Maximum Subarray
LeetCode: Maximum Subarray
Problem:
Find the contiguous subarray within an array (containing at least one number) which has the largest sum.
- Examples:
For example, given the array [-2,1,-3,4,-1,2,1,-5,4],
the contiguous subarray [4,-1,2,1] has the largest sum = 6.
- More practice:
If you have figured out the O(n) solution, try coding another solution using the divide and conquer approach, which is more subtle.
- Analysis:
Declare two variables, global_Max and local_Max.
global_Max is to store maximum sum of subarray.
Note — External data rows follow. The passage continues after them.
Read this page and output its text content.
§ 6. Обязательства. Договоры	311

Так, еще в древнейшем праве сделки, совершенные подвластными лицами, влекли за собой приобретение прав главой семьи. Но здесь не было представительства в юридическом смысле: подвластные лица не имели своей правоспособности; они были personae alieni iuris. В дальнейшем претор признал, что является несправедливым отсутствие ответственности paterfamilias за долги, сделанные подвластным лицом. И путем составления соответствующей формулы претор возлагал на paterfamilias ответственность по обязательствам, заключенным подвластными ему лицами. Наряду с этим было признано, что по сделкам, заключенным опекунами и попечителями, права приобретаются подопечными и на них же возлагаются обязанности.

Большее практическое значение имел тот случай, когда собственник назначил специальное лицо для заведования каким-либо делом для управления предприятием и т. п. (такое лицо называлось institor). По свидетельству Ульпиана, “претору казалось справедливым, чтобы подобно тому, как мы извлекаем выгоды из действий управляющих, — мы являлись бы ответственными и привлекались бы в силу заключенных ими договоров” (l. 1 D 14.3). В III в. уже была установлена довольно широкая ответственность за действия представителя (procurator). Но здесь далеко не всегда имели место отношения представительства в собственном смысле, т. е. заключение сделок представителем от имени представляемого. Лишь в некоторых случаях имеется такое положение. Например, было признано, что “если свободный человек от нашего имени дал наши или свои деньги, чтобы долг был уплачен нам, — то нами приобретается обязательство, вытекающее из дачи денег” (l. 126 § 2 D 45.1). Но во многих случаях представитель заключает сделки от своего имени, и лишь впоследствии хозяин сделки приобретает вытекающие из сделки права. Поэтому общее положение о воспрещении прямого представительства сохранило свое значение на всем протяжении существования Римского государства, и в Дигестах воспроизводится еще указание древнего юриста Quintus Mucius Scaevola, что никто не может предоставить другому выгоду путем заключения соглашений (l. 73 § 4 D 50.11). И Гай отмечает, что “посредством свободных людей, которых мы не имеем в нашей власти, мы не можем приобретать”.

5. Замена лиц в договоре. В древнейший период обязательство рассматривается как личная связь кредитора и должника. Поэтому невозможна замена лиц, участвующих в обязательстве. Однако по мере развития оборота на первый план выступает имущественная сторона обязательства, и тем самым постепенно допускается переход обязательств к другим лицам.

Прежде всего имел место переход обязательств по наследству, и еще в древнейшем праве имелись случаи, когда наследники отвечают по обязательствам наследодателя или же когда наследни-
local_Max is to store maximum sum at nums[i]
- Code - Java:
class Solution {
public int maxSubArray(int[] nums) {
int global_Max = Integer.MIN_VALUE;
int local_Max = 0;
int len = nums.length;
for (int i = 0; i < len; i++) {
local_Max = Math.max(local_Max + nums[i], nums[i]);
global_Max = Math.max(global_Max, local_Max);
}
return global_Max;
}
}
- Code - C++:
class Solution {
public:
int maxSubArray(vector<int>& nums) {
int global_Max = INT_MIN;
int local_Max = 0;
int len = nums.size();
for (int i = 0; i < len; i++) {
local_Max = max(local_Max + nums[i], nums[i]);
global_Max = max(global_Max, local_Max);
}
return global_Max;
}
};
- Code - Python:
class Solution(object):
def maxSubArray(self, nums):
"""
:type nums: List[int]
:rtype: int
"""
global_Max, local_Max = (-1) * 2 ** 31, 0
for num in nums:
local_Max = max(local_Max + num, num)
global_Max = max(global_Max, local_Max)
return global_Max
Time Complexity: O(N), N is the length of input array
Space Complexity: O(1)